Yara, 15 ans, déclare avoir vraiment pris confiance en elle depuis qu’elle a rejoint le club : « J’ai appris à me faire entendre et à exprimer mon opinion dans certaines situations où je ne l’aurais pas fait dans le passé.

Son amie Tala confirme : « Je me sens plus forte, plus puissante. Avant, j’avais peur de prendre le taxi ou de marcher seule en rue. Mais maintenant, je sais comment me protéger en cas de besoin. »

« Je peux faire ce que je veux, la tête haute », conclut-elle avec un sourire.

 

Une goutte dans l’océan ? Le pouvoir du réseautage  

Voici quelques années, Lina Khalifeh a été invitée à participer au projet WoMED, une initiative soutenue par l’UE et portée par l’Union pour la Méditerranée, qui vise à renforcer les compétences de jeunes femmes prometteuses issues de la région du sud de la Méditerranée. Lors de ce séminaire, Lina a abordé les thèmes de la justice sociale, de l’équité et de la solidarité féminine.

« Pour être honnête, si je n’avais pas cru en le pouvoir du réseautage, je ne l’aurais pas fait ! », confie-t-elle en riant, soulignant combien la « lutte » peut être épuisante par moments. « J’ai failli tout abandonner à certains moments. J’avais épuisé mes ressources. Tellement de personnes ont essayé de me démolir, m’ont menacée, ont cherché à fermer mes clubs. »

C’est là que la ceinture noire de taekwondo laisse entrevoir son côté humain. Malgré tous ses succès et la reconnaissance publique, Lina livre de nombreuses batailles et se heurte encore à pas mal d’obstacles. « Il reste difficile de faire comprendre aux gens que ce que nous valorisons, ce n’est pas l’affrontement ou la violence, mais la force, les droits et la dignité. Je suis humaine et à force, le fait d’être critiquée en permanence peut t’empêcher d’évoluer. »

Mais malgré les affaires en justice, l’intimidation et les pressions pour qu’elle abandonne, Lina garde la tête haute. Elle applique la logique des cours où elle forme ses entraîneuses à sa vie et continue à aller de l’avant. « La vie est une succession de chapitres et d’étapes. Une fois qu’on arrive au bout d’une étape, on passe à la suivante, et ainsi de suite. »

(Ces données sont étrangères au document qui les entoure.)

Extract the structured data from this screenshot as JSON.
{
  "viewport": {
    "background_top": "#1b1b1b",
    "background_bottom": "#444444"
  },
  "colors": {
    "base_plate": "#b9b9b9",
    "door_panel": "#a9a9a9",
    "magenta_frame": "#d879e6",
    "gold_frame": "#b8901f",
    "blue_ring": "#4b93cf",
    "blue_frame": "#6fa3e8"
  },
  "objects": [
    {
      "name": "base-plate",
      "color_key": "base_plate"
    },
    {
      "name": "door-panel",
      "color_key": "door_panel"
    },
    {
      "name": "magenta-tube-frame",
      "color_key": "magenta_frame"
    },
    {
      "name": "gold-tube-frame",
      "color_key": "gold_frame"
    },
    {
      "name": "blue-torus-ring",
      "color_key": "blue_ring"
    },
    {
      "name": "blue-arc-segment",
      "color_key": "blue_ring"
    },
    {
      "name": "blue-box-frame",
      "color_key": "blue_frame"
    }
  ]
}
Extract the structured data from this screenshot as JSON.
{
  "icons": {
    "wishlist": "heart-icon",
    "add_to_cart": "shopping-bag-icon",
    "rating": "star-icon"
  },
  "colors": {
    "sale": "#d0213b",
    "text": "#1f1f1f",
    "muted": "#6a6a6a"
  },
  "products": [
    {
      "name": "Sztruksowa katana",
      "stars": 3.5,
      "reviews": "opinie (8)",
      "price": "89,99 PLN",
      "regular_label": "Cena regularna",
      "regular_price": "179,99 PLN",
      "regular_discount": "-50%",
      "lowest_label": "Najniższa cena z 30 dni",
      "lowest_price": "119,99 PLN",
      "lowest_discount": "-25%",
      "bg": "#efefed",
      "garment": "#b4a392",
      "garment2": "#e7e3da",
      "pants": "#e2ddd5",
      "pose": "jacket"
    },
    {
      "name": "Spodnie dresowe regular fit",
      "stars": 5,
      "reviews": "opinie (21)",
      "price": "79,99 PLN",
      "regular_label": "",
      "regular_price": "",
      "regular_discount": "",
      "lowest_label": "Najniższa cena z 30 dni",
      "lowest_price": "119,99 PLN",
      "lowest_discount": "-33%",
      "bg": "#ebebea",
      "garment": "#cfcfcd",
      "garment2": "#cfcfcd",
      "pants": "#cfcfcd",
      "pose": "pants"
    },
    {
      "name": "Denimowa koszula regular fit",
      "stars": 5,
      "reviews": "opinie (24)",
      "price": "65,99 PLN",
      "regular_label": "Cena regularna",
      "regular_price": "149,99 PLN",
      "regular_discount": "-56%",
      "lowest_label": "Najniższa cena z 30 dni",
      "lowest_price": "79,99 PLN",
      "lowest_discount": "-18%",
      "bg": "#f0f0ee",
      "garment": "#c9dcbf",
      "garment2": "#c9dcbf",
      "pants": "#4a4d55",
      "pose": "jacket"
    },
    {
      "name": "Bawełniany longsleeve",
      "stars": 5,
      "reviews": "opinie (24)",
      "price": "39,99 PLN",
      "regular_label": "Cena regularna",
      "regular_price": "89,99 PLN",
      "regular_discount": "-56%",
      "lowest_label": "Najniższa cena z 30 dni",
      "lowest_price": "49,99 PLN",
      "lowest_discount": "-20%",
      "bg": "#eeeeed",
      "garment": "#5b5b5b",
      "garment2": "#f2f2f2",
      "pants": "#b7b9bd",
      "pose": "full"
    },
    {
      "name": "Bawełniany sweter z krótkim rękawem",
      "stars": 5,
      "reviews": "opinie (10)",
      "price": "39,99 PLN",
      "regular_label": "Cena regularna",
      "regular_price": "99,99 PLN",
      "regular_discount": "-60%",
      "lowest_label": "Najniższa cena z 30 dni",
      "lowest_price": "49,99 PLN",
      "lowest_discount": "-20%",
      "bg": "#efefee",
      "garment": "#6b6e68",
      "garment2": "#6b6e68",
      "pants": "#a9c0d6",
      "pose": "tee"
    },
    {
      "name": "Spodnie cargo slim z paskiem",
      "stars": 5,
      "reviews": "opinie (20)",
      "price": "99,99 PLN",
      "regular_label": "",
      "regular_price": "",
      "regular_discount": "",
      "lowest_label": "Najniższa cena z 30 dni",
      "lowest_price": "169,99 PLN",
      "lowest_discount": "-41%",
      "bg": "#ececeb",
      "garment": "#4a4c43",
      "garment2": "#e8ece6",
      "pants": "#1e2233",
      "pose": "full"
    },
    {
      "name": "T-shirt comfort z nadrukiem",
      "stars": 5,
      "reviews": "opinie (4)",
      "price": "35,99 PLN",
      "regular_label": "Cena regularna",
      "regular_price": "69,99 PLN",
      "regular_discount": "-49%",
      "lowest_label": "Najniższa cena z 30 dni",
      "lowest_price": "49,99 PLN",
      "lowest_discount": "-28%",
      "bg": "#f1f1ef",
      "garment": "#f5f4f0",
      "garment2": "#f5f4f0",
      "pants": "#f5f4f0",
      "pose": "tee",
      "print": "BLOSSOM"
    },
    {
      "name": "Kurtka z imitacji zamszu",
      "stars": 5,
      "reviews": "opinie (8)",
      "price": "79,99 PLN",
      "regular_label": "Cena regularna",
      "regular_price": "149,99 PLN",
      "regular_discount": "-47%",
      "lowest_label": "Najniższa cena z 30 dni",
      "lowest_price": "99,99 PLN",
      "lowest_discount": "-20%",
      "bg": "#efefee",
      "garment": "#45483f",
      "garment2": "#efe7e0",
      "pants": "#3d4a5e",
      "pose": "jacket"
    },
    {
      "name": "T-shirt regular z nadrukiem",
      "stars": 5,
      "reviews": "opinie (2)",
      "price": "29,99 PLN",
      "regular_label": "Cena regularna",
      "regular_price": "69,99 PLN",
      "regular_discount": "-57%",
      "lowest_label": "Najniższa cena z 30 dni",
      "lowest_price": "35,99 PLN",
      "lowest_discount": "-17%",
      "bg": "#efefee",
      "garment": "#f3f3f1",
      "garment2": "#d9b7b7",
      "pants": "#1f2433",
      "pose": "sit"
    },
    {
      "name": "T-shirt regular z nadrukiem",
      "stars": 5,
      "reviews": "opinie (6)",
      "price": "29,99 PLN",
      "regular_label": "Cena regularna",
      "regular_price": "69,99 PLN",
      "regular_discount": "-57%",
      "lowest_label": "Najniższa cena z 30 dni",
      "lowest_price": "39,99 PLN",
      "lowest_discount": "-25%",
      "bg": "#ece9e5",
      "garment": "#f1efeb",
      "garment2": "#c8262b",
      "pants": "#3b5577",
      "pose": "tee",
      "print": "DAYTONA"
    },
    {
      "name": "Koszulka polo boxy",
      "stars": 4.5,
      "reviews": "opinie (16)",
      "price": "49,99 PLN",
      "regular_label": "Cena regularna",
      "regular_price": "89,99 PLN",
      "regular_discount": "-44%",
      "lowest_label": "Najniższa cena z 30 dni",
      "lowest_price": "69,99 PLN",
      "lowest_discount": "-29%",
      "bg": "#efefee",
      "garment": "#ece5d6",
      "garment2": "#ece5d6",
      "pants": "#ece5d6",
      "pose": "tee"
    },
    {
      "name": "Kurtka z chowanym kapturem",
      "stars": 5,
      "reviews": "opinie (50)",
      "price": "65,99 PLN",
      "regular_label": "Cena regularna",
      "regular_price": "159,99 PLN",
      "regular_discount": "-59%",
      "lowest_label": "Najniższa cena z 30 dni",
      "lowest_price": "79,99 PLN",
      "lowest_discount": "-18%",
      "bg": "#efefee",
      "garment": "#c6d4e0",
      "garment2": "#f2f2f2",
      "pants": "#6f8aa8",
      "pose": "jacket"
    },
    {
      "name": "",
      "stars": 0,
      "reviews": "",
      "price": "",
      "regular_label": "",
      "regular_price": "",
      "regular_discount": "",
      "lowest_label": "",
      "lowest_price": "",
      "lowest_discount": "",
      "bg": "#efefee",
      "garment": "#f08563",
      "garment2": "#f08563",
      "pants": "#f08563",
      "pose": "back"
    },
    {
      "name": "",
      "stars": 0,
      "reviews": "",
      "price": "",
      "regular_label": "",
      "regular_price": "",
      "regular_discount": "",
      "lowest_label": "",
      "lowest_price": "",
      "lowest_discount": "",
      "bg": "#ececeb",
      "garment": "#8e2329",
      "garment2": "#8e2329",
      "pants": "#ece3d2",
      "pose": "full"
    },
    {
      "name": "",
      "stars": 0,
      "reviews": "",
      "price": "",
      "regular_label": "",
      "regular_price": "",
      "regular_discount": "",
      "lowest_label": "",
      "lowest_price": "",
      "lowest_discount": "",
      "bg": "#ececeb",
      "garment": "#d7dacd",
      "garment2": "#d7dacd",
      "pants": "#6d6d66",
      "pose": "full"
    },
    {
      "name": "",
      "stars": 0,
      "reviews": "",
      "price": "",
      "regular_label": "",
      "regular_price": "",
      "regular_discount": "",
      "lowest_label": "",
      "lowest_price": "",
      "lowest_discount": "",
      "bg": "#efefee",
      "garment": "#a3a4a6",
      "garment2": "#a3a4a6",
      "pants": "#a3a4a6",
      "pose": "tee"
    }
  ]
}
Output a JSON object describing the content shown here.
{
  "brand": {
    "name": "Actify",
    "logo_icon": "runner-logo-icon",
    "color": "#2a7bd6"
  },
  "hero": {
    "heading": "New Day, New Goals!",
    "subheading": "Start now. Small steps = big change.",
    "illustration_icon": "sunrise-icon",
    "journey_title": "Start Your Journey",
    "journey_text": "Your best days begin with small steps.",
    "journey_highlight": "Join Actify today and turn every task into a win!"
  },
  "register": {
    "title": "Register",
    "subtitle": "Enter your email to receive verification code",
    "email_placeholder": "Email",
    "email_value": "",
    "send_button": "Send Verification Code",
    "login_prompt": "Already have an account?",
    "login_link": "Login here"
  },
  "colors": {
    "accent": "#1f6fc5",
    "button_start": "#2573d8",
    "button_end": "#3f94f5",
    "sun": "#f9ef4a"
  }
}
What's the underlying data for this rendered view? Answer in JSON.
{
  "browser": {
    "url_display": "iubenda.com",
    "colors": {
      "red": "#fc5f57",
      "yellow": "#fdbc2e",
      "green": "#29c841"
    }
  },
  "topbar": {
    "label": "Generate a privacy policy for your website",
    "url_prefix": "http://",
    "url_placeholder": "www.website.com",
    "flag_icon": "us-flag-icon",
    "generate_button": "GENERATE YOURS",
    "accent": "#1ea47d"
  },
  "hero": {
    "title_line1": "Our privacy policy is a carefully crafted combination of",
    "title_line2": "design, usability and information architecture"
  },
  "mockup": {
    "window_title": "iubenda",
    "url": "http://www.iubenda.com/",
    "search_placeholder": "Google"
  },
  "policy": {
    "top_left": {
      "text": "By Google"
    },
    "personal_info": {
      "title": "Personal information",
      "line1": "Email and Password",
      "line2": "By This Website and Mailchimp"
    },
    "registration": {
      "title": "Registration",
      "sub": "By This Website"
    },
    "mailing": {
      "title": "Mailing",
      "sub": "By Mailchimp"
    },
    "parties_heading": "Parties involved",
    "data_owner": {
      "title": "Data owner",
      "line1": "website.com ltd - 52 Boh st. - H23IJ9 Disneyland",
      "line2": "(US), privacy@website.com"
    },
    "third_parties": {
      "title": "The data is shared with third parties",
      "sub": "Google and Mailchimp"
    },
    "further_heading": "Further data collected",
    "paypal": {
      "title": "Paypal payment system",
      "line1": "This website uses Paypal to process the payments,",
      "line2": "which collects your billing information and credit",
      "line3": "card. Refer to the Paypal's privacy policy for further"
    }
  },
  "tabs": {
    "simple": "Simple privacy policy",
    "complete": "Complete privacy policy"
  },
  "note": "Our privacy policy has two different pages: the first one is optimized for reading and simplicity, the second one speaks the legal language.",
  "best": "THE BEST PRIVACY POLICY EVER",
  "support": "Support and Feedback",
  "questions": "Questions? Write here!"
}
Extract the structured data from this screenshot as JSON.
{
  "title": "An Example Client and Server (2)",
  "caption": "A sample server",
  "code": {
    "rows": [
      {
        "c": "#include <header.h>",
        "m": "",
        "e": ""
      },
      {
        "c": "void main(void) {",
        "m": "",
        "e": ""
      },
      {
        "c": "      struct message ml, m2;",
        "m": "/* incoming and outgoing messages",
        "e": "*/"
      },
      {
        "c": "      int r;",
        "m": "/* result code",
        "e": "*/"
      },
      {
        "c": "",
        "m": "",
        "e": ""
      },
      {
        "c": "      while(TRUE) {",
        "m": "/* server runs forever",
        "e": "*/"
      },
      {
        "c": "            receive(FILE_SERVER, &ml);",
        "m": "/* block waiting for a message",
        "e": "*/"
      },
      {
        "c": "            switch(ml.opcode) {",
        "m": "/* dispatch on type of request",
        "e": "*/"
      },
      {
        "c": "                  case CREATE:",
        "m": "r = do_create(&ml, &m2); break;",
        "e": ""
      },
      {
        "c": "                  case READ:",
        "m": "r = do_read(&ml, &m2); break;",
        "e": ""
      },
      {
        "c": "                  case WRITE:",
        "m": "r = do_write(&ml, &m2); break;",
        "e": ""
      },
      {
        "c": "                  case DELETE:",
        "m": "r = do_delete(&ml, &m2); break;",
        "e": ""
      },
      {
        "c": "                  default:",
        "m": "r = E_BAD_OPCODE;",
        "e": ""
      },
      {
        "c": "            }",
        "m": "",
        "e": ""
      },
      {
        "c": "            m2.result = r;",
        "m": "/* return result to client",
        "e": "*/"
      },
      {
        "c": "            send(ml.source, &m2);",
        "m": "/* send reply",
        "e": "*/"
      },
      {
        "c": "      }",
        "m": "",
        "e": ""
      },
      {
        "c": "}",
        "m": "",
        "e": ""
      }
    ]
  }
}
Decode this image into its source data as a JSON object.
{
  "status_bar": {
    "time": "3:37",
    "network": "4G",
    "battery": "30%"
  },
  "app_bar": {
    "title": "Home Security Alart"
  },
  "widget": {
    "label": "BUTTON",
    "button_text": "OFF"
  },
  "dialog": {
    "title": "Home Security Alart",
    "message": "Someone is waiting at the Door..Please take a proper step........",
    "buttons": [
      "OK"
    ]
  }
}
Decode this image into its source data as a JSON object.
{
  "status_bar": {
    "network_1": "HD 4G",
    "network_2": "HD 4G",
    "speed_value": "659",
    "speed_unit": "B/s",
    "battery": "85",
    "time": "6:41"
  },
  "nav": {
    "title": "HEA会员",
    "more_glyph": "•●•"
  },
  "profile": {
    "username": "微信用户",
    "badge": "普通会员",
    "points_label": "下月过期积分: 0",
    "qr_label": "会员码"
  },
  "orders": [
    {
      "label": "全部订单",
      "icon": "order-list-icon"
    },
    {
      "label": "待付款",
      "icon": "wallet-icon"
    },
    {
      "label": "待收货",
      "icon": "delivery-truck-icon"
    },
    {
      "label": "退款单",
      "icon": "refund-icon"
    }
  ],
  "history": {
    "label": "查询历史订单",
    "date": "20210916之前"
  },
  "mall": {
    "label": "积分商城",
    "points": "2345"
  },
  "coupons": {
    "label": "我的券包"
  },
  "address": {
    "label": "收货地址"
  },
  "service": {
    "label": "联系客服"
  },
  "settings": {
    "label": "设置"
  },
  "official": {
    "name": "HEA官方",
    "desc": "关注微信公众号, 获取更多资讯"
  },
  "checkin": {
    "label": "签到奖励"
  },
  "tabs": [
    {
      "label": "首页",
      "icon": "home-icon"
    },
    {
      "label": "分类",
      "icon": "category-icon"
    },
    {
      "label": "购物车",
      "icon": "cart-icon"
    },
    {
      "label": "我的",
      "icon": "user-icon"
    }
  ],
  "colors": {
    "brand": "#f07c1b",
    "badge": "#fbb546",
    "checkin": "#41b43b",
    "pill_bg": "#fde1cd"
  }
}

Lina est une femme bienveillante et pleine d’empathie, qui se sert de son parcours pour inspirer des générations de femmes. Pendant la pandémie, SheFighter s’est étendu à l’Île Maurice, à la Corée du Sud et à l’Australie, faisant fi des barrières physiques et misant à fond sur le pouvoir de la solidarité féminine.

« Si, sur dix femmes qui participent à un cours, au moins une repart en ayant fait un pas en avant, mon objectif est atteint. J’ai une raison de continuer. »

« Non parce que j’ai envie de quitter la Jordanie, mais parce que je tiens à être plus forte la prochaine fois qu’ils essaieront de me rabaisser. »

 

 

Où trouver SheFighter ?

     

 

Le programme

L’Union pour la Méditerranée (UpM) est une organisation intergouvernementale euroméditerranéenne qui regroupe tous les pays de l’Union européenne et 16 pays du sud et de l’est de la Méditerranée.

Elle a pour mission de renforcer la coopération régionale, le dialogue et la mise en œuvre d’initiatives et de projets concrets ayant un impact direct sur les citoyens, en particulier les jeunes et les femmes, autour des trois priorités stratégiques de la région : stabilité, développement humain et intégration.

 

Le projet

WoMED – Femmes de la Méditerranée : la prochaine génération de leaders est un programme de formation intensive innovant portant sur l’autonomisation des femmes et les questions d’égalité entre les genres. Le projet a été labellisé par l’UpM en 2015 et s’inscrit dans la stratégie globale du Secrétariat de l’UpM pour la promotion de projets concrets d’émancipation des femmes et
d’égalité des genres dans la région euroméditerranéenne.